Wall Street suffers a sharp drop after the Fed's rate hike announcement
Logo of the New York Stock Exchange (NYSE, in its English acronym), this Wednesday on the parquet.
Logo of the New York Stock Exchange (NYSE, in its English acronym), this Wednesday on the parquet.Seth Wenig (AP)

The stock indices of the United States have fallen again this Thursday, with the shares of the big technology companies in the lead, after the day before the Federal Reserve (Fed) announced the largest increase in the price of money since 1994 to combat inflation in highs, a move that raises fears of a recession. Interest rates are now in a range of 1.5% to 1.75% and further rises are expected in the next meetings in July and September, although Jerome Powell, chairman of the Fed, reassured investors that he would not they will be common.

Among the biggest losers are representatives of the Nasdaq Composite Index, which together lost 3.85%, such as Apple, Microsoft and Tesla, after investors abandoned the so-called growth stocks that had fueled the expansion of the stock market in the past few years. last two years. The index that brings together the main companies, the S&P 500, has dropped 3.03% while the industrial Dow has moderate its fall to 2.24%.
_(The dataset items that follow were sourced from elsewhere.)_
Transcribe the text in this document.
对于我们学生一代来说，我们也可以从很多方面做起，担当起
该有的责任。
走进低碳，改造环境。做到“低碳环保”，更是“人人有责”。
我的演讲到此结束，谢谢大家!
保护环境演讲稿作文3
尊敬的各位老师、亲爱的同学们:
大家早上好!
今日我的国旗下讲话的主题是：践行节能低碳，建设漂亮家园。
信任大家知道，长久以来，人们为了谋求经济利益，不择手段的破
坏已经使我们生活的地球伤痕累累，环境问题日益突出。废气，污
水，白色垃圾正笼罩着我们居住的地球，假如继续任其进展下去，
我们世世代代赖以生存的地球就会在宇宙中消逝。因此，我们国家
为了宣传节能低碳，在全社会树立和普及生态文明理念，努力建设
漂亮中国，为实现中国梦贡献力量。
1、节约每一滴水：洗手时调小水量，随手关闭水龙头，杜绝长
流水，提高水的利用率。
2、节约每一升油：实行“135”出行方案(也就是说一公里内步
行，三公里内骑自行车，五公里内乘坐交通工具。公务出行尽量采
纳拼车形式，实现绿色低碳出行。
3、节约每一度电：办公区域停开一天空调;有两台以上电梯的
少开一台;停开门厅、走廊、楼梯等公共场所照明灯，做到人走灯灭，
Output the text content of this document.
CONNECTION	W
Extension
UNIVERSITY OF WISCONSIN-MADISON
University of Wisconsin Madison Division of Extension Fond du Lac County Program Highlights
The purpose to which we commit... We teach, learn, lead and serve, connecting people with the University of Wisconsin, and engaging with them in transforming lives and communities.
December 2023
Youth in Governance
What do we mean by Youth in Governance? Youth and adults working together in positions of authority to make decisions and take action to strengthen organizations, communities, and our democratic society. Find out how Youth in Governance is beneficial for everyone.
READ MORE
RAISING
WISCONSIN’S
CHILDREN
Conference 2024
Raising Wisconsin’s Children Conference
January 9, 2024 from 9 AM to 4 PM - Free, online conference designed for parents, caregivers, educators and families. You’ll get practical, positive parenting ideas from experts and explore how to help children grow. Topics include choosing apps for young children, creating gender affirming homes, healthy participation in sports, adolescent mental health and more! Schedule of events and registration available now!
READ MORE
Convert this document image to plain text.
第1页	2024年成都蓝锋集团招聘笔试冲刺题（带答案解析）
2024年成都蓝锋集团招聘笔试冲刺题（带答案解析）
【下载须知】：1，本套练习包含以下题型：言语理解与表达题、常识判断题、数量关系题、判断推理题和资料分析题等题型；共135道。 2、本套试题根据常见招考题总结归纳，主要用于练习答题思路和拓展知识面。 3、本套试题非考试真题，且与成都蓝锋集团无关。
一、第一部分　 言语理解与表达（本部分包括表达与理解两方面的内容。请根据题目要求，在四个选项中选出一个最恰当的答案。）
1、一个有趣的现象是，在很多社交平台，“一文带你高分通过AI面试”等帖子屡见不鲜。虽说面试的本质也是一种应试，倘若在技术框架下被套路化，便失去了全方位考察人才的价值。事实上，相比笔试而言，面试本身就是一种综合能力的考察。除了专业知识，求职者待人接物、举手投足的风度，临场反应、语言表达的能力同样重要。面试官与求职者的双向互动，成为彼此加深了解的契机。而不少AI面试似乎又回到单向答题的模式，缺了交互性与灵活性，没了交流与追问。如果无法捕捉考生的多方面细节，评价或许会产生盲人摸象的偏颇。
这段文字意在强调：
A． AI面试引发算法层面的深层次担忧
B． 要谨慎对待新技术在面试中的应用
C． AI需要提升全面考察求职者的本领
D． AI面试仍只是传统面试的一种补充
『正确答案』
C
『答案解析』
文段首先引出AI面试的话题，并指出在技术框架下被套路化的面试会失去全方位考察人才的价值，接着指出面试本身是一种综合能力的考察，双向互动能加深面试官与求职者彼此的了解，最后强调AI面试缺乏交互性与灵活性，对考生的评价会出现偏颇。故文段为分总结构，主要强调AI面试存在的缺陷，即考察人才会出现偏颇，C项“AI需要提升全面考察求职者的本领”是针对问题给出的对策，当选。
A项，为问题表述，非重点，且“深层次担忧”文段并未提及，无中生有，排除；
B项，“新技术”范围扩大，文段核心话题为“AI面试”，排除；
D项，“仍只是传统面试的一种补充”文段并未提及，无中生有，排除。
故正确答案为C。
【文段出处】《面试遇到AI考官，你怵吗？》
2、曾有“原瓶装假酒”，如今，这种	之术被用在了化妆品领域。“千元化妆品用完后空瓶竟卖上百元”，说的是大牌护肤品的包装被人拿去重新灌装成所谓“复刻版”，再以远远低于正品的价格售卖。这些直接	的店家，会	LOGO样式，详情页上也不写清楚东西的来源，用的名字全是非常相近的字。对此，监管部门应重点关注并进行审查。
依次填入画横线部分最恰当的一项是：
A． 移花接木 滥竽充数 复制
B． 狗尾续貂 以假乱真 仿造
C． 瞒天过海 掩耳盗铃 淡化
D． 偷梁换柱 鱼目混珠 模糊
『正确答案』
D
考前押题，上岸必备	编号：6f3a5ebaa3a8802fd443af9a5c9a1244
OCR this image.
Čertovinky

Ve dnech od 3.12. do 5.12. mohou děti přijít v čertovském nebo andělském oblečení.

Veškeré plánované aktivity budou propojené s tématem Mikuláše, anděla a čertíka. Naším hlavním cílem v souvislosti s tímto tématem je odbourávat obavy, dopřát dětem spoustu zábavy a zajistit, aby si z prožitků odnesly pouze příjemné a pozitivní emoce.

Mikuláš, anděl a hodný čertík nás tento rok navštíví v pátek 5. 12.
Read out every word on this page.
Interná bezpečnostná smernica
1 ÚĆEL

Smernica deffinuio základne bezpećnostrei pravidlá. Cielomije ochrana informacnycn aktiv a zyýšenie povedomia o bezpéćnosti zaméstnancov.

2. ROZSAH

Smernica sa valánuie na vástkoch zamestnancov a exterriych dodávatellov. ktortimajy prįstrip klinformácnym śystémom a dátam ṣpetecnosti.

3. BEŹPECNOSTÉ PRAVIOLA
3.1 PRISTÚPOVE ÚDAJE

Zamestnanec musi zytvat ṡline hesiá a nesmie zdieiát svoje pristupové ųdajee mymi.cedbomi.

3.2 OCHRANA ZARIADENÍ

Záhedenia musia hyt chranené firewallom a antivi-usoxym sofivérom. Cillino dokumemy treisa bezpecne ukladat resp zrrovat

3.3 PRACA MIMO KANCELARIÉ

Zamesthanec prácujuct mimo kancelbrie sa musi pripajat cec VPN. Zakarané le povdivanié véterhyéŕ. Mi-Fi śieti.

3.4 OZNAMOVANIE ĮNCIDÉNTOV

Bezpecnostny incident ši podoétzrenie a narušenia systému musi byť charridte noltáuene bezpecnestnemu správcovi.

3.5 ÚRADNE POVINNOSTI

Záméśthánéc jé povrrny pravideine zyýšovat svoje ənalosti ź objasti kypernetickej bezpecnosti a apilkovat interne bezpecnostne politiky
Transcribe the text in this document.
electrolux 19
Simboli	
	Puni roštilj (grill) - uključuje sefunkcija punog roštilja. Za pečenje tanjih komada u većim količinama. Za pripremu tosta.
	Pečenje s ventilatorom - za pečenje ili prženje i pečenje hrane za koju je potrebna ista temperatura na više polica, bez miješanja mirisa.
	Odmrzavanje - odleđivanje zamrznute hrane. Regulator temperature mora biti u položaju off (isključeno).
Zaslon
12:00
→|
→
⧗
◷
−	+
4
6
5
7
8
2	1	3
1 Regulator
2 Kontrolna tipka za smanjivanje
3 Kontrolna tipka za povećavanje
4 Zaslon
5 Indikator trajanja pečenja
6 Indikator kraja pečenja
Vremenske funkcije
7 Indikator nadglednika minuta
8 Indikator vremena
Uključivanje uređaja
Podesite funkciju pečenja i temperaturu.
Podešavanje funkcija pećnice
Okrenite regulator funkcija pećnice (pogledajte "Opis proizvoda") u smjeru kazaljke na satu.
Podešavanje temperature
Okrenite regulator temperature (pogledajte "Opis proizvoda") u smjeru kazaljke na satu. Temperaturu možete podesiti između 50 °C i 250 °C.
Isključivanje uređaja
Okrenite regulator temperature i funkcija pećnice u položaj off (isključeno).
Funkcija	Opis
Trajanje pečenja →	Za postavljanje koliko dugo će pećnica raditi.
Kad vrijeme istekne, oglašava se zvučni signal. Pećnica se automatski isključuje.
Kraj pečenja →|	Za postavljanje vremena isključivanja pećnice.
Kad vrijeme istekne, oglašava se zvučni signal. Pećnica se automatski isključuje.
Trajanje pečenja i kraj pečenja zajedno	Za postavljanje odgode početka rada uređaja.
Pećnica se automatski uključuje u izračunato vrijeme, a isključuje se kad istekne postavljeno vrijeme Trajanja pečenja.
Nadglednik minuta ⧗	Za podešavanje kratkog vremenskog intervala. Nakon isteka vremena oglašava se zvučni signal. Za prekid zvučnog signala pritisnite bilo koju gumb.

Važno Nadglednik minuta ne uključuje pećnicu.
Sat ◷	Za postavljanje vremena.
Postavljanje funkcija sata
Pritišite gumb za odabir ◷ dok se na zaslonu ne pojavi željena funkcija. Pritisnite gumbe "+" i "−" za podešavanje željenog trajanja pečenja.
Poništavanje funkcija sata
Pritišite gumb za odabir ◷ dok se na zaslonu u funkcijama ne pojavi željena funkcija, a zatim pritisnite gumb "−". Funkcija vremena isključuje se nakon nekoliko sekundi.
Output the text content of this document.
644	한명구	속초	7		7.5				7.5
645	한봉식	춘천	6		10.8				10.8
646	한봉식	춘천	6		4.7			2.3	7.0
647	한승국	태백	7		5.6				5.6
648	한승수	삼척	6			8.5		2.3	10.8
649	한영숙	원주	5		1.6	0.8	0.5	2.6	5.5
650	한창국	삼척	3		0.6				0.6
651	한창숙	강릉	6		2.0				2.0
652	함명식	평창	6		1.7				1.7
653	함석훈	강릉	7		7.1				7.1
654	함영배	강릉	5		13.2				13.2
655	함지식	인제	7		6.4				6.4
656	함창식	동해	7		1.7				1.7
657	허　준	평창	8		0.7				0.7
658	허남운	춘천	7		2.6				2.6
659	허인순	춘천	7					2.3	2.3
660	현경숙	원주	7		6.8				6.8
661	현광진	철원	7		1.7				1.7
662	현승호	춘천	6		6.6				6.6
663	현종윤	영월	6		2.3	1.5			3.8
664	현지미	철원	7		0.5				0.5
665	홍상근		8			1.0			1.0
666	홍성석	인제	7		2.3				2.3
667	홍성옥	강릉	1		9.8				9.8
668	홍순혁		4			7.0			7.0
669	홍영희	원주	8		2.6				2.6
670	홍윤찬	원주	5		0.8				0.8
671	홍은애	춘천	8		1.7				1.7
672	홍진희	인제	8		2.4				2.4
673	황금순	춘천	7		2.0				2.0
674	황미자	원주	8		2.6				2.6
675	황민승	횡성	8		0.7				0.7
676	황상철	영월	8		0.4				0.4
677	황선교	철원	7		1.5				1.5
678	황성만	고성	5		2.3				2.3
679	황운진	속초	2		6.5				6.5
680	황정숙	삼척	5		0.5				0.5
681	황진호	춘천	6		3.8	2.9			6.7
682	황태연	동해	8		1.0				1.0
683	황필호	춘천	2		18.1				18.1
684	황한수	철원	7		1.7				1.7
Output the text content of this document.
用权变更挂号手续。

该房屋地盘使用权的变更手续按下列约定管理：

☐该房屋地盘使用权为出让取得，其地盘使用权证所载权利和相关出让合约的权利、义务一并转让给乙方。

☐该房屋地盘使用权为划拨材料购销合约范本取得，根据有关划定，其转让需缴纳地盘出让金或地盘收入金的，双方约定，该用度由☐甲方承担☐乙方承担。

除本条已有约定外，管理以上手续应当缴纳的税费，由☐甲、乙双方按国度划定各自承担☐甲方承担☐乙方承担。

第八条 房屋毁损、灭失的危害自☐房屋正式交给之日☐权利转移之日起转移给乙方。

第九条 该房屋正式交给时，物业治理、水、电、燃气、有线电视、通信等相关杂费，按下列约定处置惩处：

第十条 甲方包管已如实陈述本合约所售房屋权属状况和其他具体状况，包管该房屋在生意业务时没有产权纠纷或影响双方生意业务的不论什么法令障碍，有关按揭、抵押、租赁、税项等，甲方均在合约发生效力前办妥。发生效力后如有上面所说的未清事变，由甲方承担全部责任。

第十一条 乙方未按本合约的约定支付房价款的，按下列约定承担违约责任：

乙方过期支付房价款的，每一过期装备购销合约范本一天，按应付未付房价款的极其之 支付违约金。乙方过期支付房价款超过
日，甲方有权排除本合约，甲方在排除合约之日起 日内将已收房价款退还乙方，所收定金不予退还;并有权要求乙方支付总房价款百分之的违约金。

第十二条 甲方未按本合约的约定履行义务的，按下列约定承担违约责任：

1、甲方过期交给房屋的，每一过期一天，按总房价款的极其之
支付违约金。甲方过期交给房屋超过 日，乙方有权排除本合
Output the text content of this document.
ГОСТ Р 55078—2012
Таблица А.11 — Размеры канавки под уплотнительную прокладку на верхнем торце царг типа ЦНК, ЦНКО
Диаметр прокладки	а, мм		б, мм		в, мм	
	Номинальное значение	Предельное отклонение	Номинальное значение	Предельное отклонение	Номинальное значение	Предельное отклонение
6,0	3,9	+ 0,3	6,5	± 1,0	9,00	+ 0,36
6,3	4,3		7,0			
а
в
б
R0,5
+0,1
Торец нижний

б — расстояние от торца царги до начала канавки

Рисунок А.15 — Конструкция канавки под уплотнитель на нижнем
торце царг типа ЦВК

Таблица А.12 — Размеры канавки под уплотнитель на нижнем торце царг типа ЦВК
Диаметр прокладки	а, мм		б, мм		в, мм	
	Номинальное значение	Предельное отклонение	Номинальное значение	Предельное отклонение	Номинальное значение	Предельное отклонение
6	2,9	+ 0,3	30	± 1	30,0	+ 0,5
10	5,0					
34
Together, the benchmark index has lost 22.9% so far this year and has entered a downward trend, while the Nasdaq Composite and S&P 500 indices have accumulated ten weeks of decline in the last eleven. Both the Dow Jones and the S&P 500 hit their lowest levels since January. The second, in particular, is now more than 23% below its peak of January 3 and on the verge of registering its worst quarter since 2008, when the global financial crisis known as the Great Recession hit.

Among the big technology companies, the decline of Apple stands out, with a drop of 3.32% that threatened to fall below its symbolic threshold of capitalization, three billion dollars, reached at the beginning of the year. Since its peak in early January, the apple company’s valuation has discounted more than $800 billion. Netflix, down 4.11%, is approaching its lowest capitalization in five years.

With inflation in the US reaching 8.6% in May, central banks are making borrowing more expensive to discourage spending, from new homes to loans for new or used cars – a market the latter that has contributed to overheating the economy. in recent months – but doing so will also slow economic growth and threaten corporate profits, as evidenced by retailer Target’s 1.8% drop despite aggressive consumer offerings. It’s not just used cars that have fueled inflation, so has home buying, with average mortgage rates soaring to 5.8% on Thursday from just over 3%. That’s the highest level for 30-year fixed-income mortgages since 2008, according to Freddie Mac.

Hence, the horizon of a recession -or at least stagflation, a period marked by high inflation and low growth- seems ever closer. As published on Wednesday by the Bloomberg agency, this is a very likely scenario in the first quarter of 2014. Wells Fargo points out that the chances of a “moderate” recession now exceed 50%, and that it will probably materialize in mid-2023. Other banks that have warned of recession risks include Deutsche Bank and Morgan Stanley.

He knows in depth all the sides of the coin.